NICK GRAHAM/STAFF
Photo: Nick Graham
Photo: Nick Graham

Ohio bill proposes ‘surprise billing’ solution

A new bill sponsored by a local state senator proposes a number of changes supporters say are aimed at protecting patients from surprise bills.

Surprise bills happen when patients are unknowingly seen by an out-of-network provider and then have to pay the difference between what they are charged and what the insurer is willing to pay, which in some cases can be thousands of dollars.

MORE: Some local hospitals charge triple what Medicare pays

A common example of this is when patients go to an in-network hospital but are treated by a provider who is a contractor, not a hospital employee, and not part of the same insurance networks as the hospital.

About 18 percent of 2017 emergency visits result in at least one out-of-network charge for Ohioans with large employer insurance, according to the Kaiser Family Foundation.

Senate Bill 198, which had its first hearing Oct.9, proposes the state create an arbitration process that would take patients out of the middle, said Ohio Sen. Steve Huffman, R-Tipp City, who is sponsoring the bill along with Sen. Nickie Antonio, D-Lakewood.

Under the current rules, a patient might go for surgery, check ahead of time that the hospital and doctor are both in their insurance network but then two weeks later get a bill from an anesthesiologist that the patient didn’t know wasn’t a hospital employee.

“That’s very unfair to the patient thinking ‘I did my homework. I did what a good consumer is supposed should do to lower my price,” Huffman said.

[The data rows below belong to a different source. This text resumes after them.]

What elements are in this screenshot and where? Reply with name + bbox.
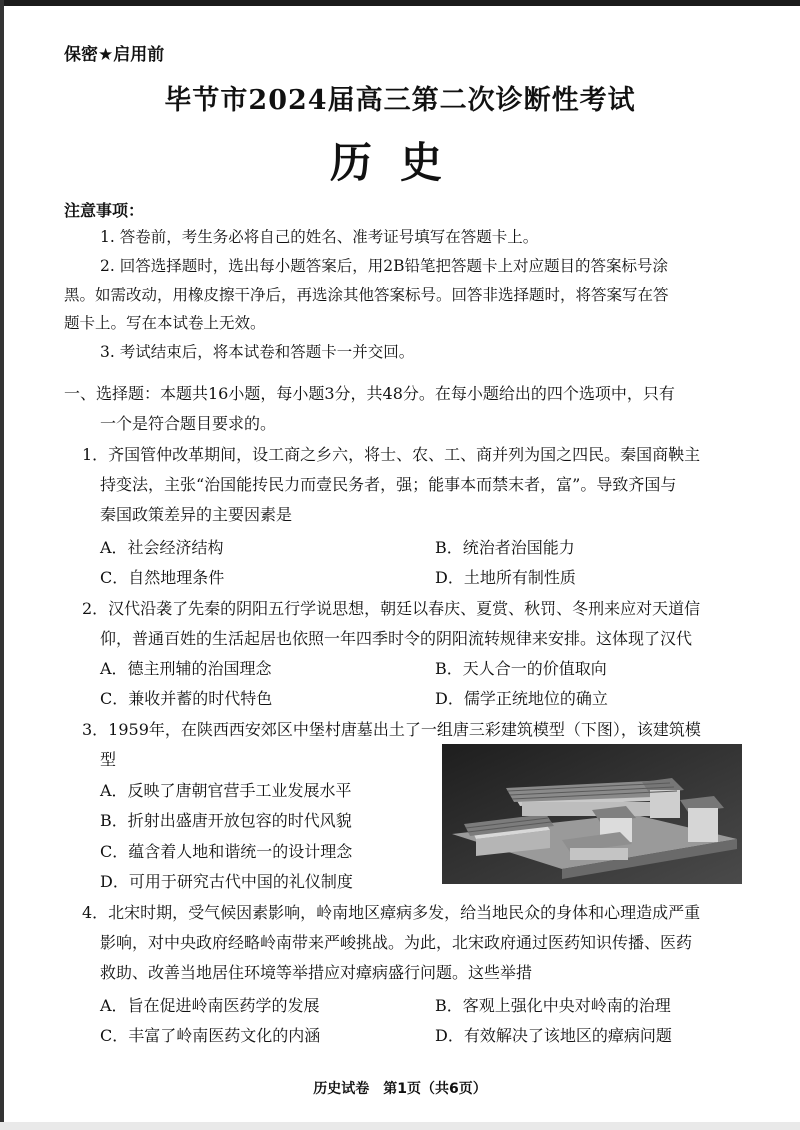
question-3-line-2: 型 — [100, 750, 117, 769]
confidential-label: 保密★启用前 — [64, 45, 165, 65]
question-1-line-1: 1．齐国管仲改革期间，设工商之乡六，将士、农、工、商并列为国之四民。秦国商鞅主 — [82, 445, 701, 464]
question-4-option-b: B．客观上强化中央对岭南的治理 — [435, 996, 671, 1015]
question-3-option-c: C．蕴含着人地和谐统一的设计理念 — [100, 842, 353, 861]
question-2-option-b: B．天人合一的价值取向 — [435, 659, 607, 678]
page-top-border — [0, 0, 800, 6]
note-2-line-1: 2. 回答选择题时，选出每小题答案后，用2B铅笔把答题卡上对应题目的答案标号涂 — [100, 257, 668, 275]
question-2-option-c: C．兼收并蓄的时代特色 — [100, 689, 273, 708]
question-1-option-b: B．统治者治国能力 — [435, 538, 575, 557]
page-bottom-border — [0, 1122, 800, 1130]
question-4-option-d: D．有效解决了该地区的瘴病问题 — [435, 1026, 672, 1045]
question-1-option-a: A．社会经济结构 — [100, 538, 224, 557]
question-3-option-d: D．可用于研究古代中国的礼仪制度 — [100, 872, 353, 891]
question-2-line-2: 仰，普通百姓的生活起居也依照一年四季时令的阴阳流转规律来安排。这体现了汉代 — [100, 629, 693, 648]
question-2-option-d: D．儒学正统地位的确立 — [435, 689, 608, 708]
question-2-line-1: 2．汉代沿袭了先秦的阴阳五行学说思想，朝廷以春庆、夏赏、秋罚、冬刑来应对天道信 — [82, 599, 701, 618]
question-4-line-3: 救助、改善当地居住环境等举措应对瘴病盛行问题。这些举措 — [100, 963, 533, 982]
question-2-option-a: A．德主刑辅的治国理念 — [100, 659, 272, 678]
exam-title: 毕节市2024届高三第二次诊断性考试 — [164, 85, 636, 116]
note-2-line-3: 题卡上。写在本试卷上无效。 — [64, 314, 266, 332]
section-heading-line-1: 一、选择题：本题共16小题，每小题3分，共48分。在每小题给出的四个选项中，只有 — [64, 384, 675, 403]
question-3-line-1: 3．1959年，在陕西西安郊区中堡村唐墓出土了一组唐三彩建筑模型（下图），该建筑模 — [82, 720, 701, 739]
question-1-option-c: C．自然地理条件 — [100, 568, 225, 587]
tang-sancai-building-model-photo — [442, 744, 742, 884]
building-model-image — [442, 744, 742, 884]
question-3-option-a: A．反映了唐朝官营手工业发展水平 — [100, 781, 352, 800]
question-4-option-a: A．旨在促进岭南医药学的发展 — [100, 996, 320, 1015]
note-3: 3. 考试结束后，将本试卷和答题卡一并交回。 — [100, 343, 415, 361]
question-1-line-2: 持变法，主张“治国能抟民力而壹民务者，强；能事本而禁末者，富”。导致齐国与 — [100, 475, 677, 494]
question-1-option-d: D．土地所有制性质 — [435, 568, 576, 587]
page-footer: 历史试卷 第1页（共6页） — [313, 1081, 487, 1097]
question-3-option-b: B．折射出盛唐开放包容的时代风貌 — [100, 811, 352, 830]
note-1: 1. 答卷前，考生务必将自己的姓名、准考证号填写在答题卡上。 — [100, 228, 539, 246]
section-heading-line-2: 一个是符合题目要求的。 — [100, 414, 277, 433]
question-4-line-1: 4．北宋时期，受气候因素影响，岭南地区瘴病多发，给当地民众的身体和心理造成严重 — [82, 903, 701, 922]
question-4-option-c: C．丰富了岭南医药文化的内涵 — [100, 1026, 321, 1045]
question-4-line-2: 影响，对中央政府经略岭南带来严峻挑战。为此，北宋政府通过医药知识传播、医药 — [100, 933, 693, 952]
subject-title: 历史 — [329, 138, 470, 187]
notes-heading: 注意事项： — [64, 201, 145, 220]
note-2-line-2: 黑。如需改动，用橡皮擦干净后，再选涂其他答案标号。回答非选择题时，将答案写在答 — [64, 286, 669, 304]
question-1-line-3: 秦国政策差异的主要因素是 — [100, 505, 293, 524]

MORE: Ohioans living less healthy, spend more on health care

Under the proposal, when a patient receives unanticipated out-of-network care, instead of billing patients for the amount insurance won’t cover, the provider would work directly with the insurer.

The insurer can either pay the amount, attempt to negotiate, or if the negotiations are unsuccessful, they can go to binding arbitration. For claims under $700, the insurer has to pay the lesser amount of either the provider’s charge or the 80th percentile of all provider charges in the same or similar specialty health care service in that geographic area.

Insurance companies, hospitals and doctors have called surprise billing a problem that needs solving, but have different ideas on how best to solve the problem.

Republicans and Democrats have both called for a policy solution and Congress is also considering a bill that would create an arbitration process to resolve surprise billing disputes. Doctor groups that contract with hospitals — and private equity groups that invest in some of these doctor groups — tend to favor creating arbitration processes as a policy solution to settle billing disputes.

Huffman said the arbitration process in his bill is designed to encourage both sides to propose a reasonable price, because the arbiter picks the proposal that seems most reasonable and doesn’t split the difference. So if a doctor proposed a $100 charge and a health plan only wanted to pay $50, the arbiter would have to pick one of the prices and couldn’t decide $75 was most fair.

In New York, which has an arbitration process, Huffman said sometimes the doctor wins and sometimes the insurance plan wins.

Loren Adler, associate director with the USC-Brookings Schaeffer Initiative for Health Policy, reviewed the bill and said its arbitration proposal would help some patients avoid surprise balance bills, but only by greatly inflating those costs and shifting them into everyone’s health insurance premiums because it ties payment to provider charges. Charges are the sticker price, which Adler said “tend to be extremely high and are largely untethered by market forces.”

MORE: 1 in 5 in-network claims denied for Ohioans with ACA plans

“If a bill like this passed into law in Ohio, you’d likely be looking at a few percentage point increase in commercial insurance premiums statewide,” Adler said.

Adler said the precise impact will depend on how arbiters in the state interpret what he called unclear guidance.

“But for bills under $700, the law seems clear that it would require insurers (and, in turn, consumers and employers through premiums) to pay out-of-network providers either their full billed charge (like a list price) or the 80th percentile of charges in the market,” Adler said. “For reference, the 80th percentile of charges in a market tends to be 3 or 4 times higher than average in-network payment rates.”

Adler said he thinks providers will either pull out-of-network to collect higher payments or insurers will start offering higher in-network payment rates since providers will have more leverage.

Miranda Motter, president and CEO of Ohio Association of Health Plans, which represents health insurers, said the group opposes the bill.

“SB 198 does not protect Ohioans from higher health care costs. Rather, the legislation will merely shift surprise medical bills to surprise premium bills,” Motter said.